Give a simple and exact expression for \(n_j\) in equation (4.27) for the case in which \(b\) is a positive integer instead of an arbitrary real number.
Recall from equation (4.27) that:
\[n_j = \begin{cases} n & \text{if } j = 0 \\ \lceil n_{j-1}/b \rceil & \text{if } j > 0 \end{cases}\]When \(b\) is a positive integer, we can derive an exact closed-form expression for \(n_j\). The key insight is that when \(b\) is an integer, the ceiling operation in the recurrence has a predictable pattern. At each level \(j\), we’re dividing by \(b\) and rounding up, which is equivalent to computing \(\lceil n/b^j \rceil\).

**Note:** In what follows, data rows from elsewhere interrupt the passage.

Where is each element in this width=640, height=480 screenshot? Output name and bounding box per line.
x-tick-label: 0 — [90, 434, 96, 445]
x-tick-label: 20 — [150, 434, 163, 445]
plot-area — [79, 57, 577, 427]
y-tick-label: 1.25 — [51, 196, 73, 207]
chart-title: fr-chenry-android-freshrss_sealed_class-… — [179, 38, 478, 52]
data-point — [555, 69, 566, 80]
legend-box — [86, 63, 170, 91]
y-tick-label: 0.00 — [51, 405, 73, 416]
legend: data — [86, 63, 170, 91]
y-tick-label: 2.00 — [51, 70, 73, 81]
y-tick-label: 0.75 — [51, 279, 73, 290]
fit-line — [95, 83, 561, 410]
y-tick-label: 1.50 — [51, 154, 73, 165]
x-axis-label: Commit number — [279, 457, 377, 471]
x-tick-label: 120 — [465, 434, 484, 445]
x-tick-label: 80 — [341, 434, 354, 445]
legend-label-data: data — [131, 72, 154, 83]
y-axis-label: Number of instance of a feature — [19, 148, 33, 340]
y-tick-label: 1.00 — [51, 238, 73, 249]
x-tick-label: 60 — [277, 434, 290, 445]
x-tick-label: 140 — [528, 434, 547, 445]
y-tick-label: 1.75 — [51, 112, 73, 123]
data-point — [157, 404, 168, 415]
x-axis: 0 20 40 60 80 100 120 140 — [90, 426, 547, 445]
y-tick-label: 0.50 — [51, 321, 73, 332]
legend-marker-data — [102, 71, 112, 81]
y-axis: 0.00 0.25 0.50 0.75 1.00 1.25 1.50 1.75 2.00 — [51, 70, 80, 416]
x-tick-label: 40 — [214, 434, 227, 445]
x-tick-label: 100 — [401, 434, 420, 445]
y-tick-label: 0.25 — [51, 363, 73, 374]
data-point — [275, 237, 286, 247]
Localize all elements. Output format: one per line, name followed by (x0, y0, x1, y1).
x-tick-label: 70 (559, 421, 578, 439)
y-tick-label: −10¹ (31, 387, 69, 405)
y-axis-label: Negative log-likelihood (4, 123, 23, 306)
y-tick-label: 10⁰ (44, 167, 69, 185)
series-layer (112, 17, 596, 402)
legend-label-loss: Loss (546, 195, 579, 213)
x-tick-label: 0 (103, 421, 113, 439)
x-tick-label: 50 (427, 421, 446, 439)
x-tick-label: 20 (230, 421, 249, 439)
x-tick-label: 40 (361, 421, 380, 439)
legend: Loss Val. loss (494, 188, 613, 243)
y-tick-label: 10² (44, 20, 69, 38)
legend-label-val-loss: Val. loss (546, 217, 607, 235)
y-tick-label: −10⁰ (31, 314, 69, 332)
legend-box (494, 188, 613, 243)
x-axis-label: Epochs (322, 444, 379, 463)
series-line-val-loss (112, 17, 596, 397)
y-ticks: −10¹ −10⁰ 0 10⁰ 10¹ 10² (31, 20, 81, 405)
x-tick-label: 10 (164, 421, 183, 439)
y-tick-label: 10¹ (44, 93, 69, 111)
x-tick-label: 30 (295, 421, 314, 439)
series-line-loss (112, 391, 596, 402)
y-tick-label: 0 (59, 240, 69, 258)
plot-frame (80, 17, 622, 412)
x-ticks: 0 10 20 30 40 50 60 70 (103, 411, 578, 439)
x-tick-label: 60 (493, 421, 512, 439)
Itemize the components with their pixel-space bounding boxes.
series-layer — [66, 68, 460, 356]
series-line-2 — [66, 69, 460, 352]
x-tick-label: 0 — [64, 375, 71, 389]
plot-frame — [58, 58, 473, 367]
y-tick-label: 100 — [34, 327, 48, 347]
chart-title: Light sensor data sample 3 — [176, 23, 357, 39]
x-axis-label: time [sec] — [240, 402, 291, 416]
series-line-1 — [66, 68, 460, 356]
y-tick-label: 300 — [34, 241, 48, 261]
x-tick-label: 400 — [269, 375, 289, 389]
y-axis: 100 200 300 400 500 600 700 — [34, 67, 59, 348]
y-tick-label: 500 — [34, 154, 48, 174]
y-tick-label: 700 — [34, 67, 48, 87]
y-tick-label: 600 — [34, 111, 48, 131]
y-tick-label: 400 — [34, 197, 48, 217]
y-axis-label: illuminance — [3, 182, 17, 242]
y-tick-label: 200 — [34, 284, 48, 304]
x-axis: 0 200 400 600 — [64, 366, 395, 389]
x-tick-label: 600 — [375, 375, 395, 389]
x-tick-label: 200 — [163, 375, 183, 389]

To see this pattern, let’s consider a concrete example. Suppose \(n = 100\) and \(b = 3\):
\[\begin{align*} n_0 &= 100 \\ n_1 &= \lceil 100/3 \rceil = \lceil 33.33 \rceil = 34 \\ n_2 &= \lceil 34/3 \rceil = \lceil 11.33 \rceil = 12 \\ n_3 &= \lceil 12/3 \rceil = 4 \end{align*}\]Notice that \(n_2 = 12 = \lceil 100/3^2 \rceil\), and \(n_3 = 4 = \lceil 100/3^3 \rceil\). This suggests the pattern \(n_j = \lceil n/b^j \rceil\).
Let’s prove this formally by working through the algebraic derivation:
\[\begin{align*} n_0 &= n \\ n_1 &= \lceil n/b \rceil \\ n_2 &= \lceil n_1/b \rceil = \lceil \lceil n/b \rceil / b \rceil \end{align*}\]For integer \(b\), we can simplify the nested ceiling operations. The key observation is that:
\[\lceil \lceil n/b \rceil / b \rceil = \lceil n/b^2 \rceil\]This can be proven by induction. More generally, we claim that:
\[n_j = \lceil n/b^j \rceil\]Proof by induction:
Base case: For \(j = 0\), we have \(n_0 = n = \lceil n/b^0 \rceil = \lceil n/1 \rceil\).
Inductive step: Assume \(n_k = \lceil n/b^k \rceil\) for some \(k \geq 0\). We need to show that \(n_{k+1} = \lceil n/b^{k+1} \rceil\).
By the recurrence definition:
\[n_{k+1} = \lceil n_k/b \rceil = \lceil \lceil n/b^k \rceil / b \rceil\]For positive integers \(b\) and any real \(x\), we have:
\[\lceil \lceil x \rceil / b \rceil = \lceil x/b \rceil\]This is because \(\lceil x \rceil\) is the smallest integer greater than or equal to \(x\), so dividing by \(b\) and taking the ceiling again gives the same result as dividing \(x\) by \(b\) directly and taking the ceiling.
Therefore:
\[n_{k+1} = \lceil n/b^{k+1} \rceil\]
When \(b\) is a positive integer, the exact expression for \(n_j\) is:
\[n_j = \left\lceil \frac{n}{b^j} \right\rceil\]This closed-form expression is much simpler than the recursive definition and makes it easy to compute \(n_j\) for any value of \(j\) directly, without needing to compute all intermediate values. For our example with \(n = 100\) and \(b = 3\), we can now instantly verify: \(n_2 = \lceil 100/9 \rceil = 12\) and \(n_4 = \lceil 100/81 \rceil = 2\).